Dragging her thoughts back to the matter in hand, she said, brightly, ‘I’m glad for Lexie. She waited a long time, and she couldn’t have picked a nicer man than Roddy.’
Alistair’s brow wrinkled. ‘Roddy? The ’tec? But he hasn’t taken over the shop?’
She couldn’t help wondering, not for the first time, why he seemed to have such a down on the man, but she let it pass. ‘No, it’s a Bill Munro, and I don’t know where he comes from. I meant … Lexie’s marrying Roddy on Saturday in Aberdeen and I w
ish I could go and see her. She’ll make a lovely bride.’
Her husband was silent for so long that she wished she hadn’t raised the subject after all. Lexie was one of his closest friends, and besides helping Leila and David at the time of their father’s accident, she had stayed at his bedside until his wife managed to be there with him. Had there been more than friendship between them? Had the romance of their childhood carried over into adulthood, or had it lapsed when he went to London and been revived again when he returned to Forvit? There had been other occasions when she had been suspicious, had felt jealous of Lexie, but it had always blown over. Not this time.
Yet … if he loved Lexie, why had he been so upset when he learned about … his wife’s one and only slip? It would have been an ideal let-out for him, a perfect reason to file for divorce, but he hadn’t taken it. That was why she had always hoped …

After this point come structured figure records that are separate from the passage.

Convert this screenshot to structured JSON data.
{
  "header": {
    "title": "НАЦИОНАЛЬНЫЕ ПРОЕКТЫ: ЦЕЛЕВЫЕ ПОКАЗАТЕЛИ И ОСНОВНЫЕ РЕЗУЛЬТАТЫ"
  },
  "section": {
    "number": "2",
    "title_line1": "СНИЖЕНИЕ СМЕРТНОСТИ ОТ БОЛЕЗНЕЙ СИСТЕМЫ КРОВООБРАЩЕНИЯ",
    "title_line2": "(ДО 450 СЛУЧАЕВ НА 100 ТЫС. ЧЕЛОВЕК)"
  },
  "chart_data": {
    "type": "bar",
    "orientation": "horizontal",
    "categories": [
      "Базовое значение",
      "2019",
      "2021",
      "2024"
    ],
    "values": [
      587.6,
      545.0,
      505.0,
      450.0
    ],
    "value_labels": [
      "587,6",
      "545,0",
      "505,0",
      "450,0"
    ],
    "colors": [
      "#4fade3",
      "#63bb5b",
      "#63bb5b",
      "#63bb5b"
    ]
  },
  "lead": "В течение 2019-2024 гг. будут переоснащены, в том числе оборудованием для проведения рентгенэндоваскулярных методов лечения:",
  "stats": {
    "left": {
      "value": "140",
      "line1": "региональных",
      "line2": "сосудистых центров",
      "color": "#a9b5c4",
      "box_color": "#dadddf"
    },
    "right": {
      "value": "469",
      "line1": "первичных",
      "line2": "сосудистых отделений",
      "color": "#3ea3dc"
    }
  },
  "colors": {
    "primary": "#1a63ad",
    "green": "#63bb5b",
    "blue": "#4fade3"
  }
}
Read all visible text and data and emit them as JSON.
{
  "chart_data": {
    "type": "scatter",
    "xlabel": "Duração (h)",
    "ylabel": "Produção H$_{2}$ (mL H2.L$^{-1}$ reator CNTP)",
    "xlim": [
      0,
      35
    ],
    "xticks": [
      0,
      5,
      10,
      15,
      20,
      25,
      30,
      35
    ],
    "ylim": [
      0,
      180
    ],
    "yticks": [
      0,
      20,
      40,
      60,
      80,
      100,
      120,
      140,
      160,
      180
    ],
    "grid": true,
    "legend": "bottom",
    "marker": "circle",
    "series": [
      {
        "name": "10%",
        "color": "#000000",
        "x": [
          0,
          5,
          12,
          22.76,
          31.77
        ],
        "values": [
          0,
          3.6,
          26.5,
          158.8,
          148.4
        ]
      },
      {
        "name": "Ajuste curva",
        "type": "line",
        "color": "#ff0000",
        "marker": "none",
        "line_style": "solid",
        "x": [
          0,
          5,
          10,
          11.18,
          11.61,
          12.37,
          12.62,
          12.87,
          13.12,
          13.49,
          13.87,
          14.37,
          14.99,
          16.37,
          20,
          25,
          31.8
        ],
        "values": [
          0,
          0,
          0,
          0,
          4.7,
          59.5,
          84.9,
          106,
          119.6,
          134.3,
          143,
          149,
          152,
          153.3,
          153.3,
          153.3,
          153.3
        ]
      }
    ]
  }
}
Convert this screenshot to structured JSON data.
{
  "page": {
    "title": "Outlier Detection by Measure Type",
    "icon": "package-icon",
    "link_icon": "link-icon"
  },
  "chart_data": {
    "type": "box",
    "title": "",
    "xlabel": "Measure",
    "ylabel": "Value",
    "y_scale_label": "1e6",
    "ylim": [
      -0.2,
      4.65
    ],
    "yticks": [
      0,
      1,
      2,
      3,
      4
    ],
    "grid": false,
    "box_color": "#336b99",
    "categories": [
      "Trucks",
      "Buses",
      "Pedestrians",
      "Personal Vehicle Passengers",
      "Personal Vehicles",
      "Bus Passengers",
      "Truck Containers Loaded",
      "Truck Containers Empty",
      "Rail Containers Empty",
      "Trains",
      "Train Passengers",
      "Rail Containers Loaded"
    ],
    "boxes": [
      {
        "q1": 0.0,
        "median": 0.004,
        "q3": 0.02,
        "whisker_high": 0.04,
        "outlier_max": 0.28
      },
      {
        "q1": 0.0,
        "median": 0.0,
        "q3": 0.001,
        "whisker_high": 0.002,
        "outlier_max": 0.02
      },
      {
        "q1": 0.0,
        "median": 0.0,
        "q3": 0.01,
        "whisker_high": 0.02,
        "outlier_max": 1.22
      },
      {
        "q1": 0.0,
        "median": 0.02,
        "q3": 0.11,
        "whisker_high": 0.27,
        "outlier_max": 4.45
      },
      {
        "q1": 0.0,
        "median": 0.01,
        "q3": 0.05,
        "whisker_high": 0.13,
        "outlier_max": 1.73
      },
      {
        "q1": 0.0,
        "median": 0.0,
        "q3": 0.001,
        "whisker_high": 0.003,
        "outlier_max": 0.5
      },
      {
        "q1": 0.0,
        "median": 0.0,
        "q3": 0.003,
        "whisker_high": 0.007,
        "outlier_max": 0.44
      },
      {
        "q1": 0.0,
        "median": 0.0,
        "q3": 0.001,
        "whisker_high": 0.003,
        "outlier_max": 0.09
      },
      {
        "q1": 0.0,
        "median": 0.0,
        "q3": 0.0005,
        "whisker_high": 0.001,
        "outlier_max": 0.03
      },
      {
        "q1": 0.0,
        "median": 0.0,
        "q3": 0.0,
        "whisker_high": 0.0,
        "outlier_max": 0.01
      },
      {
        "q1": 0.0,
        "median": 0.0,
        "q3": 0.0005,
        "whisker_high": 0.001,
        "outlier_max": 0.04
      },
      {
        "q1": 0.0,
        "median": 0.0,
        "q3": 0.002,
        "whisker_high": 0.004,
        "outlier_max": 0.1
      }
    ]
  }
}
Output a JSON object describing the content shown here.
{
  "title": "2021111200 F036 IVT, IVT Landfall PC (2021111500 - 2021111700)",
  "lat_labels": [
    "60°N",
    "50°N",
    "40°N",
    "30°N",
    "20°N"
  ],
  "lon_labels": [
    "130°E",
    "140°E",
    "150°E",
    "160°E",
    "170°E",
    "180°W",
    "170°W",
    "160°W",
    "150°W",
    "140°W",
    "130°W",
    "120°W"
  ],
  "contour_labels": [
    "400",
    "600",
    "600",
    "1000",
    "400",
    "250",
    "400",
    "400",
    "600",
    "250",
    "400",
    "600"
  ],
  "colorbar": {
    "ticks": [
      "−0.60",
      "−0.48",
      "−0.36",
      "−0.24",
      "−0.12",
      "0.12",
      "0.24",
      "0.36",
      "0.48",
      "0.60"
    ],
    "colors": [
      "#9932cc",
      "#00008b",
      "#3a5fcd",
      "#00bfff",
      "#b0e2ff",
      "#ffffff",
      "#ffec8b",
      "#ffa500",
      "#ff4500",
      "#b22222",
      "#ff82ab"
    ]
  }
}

‘Aren’t you happy for Lexie?’ she asked, wanting to get at the truth once and for all. In his present state, he wasn’t capable of carrying off a downright lie. ‘You thought quite a lot of her at one time, didn’t you?’
His eyes, when he turned them on her, were accusing, as if he knew exactly what she was up to. ‘Yes,’ he said, slowly and very deliberately, ‘I’ve always thought quite a lot of Lexie, and if Dougal Finnie hadn’t whisked me off to London, I’d likely have married her. Is that what you wanted me to say?’
Disappointment almost choked her. She’d wanted him to tell her that it had only been puppy love between him and Lexie, that it was his love for her that was the real thing, the true love, but she had been deluding herself all these years. ‘So … you’re not happy for her?’ she got out with great difficulty, laying herself wide open to further heartache.
At that moment, the telephone rang, and she jumped up, relieved yet angry at being interrupted. He watched as she listened intently for a few seconds, and then without having said a word herself, she held out the receiver to him. ‘It’s Dougal,’ but held her ear as near to it as she could.